The tax equity market has become more sophisticated. Using things like pay-go structures to address basis risk might make sense. Or else tax equity investors may come to realize that they are protected from basis risk through delay in the flip date. Maybe with that realization we will see more tax equity willing to take full-on merchant risk.

MR. WOOD: We seeing tax equity portfolios with seasoned projects being resold in the secondary market. It is not a super-liquid secondary market, but the fact that there is such a market is a big step from where we were.

Projects that do not flip on time, but have cash and no more tax attributes, give the tax equity investors returns that are on a par with equity returns. At that point, the tax equity investor is really the major equity in the project.

MR. BRANDT: As I think about the financing constraints and whether a project with no contract or a very short contract can get financed, I do not think the debt or cash equity will be the constraint.
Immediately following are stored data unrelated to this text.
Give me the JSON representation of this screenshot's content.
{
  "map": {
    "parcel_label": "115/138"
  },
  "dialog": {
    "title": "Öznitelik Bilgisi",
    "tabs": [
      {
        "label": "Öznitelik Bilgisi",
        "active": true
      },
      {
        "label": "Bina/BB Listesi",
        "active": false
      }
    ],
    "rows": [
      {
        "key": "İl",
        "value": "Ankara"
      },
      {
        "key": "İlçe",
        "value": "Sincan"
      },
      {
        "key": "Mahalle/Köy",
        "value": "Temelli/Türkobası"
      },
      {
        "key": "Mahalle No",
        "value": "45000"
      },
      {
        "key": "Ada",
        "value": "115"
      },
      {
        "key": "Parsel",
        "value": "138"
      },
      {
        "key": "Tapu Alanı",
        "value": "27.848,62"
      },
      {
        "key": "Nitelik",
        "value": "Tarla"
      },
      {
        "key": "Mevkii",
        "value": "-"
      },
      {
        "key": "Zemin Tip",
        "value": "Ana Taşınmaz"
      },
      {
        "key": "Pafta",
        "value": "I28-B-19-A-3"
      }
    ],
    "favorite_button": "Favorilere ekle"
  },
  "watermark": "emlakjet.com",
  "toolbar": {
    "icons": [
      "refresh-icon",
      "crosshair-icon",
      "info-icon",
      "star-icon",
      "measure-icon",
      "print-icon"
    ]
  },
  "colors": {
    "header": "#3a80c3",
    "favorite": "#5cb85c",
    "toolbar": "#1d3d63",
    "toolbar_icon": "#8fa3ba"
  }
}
The constraint will be the tax equity. If tax equity can be raised, then everything else will get done because of the amount of liquidity in the debt and equity markets.

MS. NICKEY: Good news then, because we said there is more tax equity after tax reform than before.

Many corporations are now moving to buy renewable power. As people learn more about basis risk, there will be innovation. We are seeing innovation on the utility and offtake side — green tariffs in Michigan, things that are happening in Virginia — that are allowing the market to expand for renewables and transfer the risk where it can be better-managed.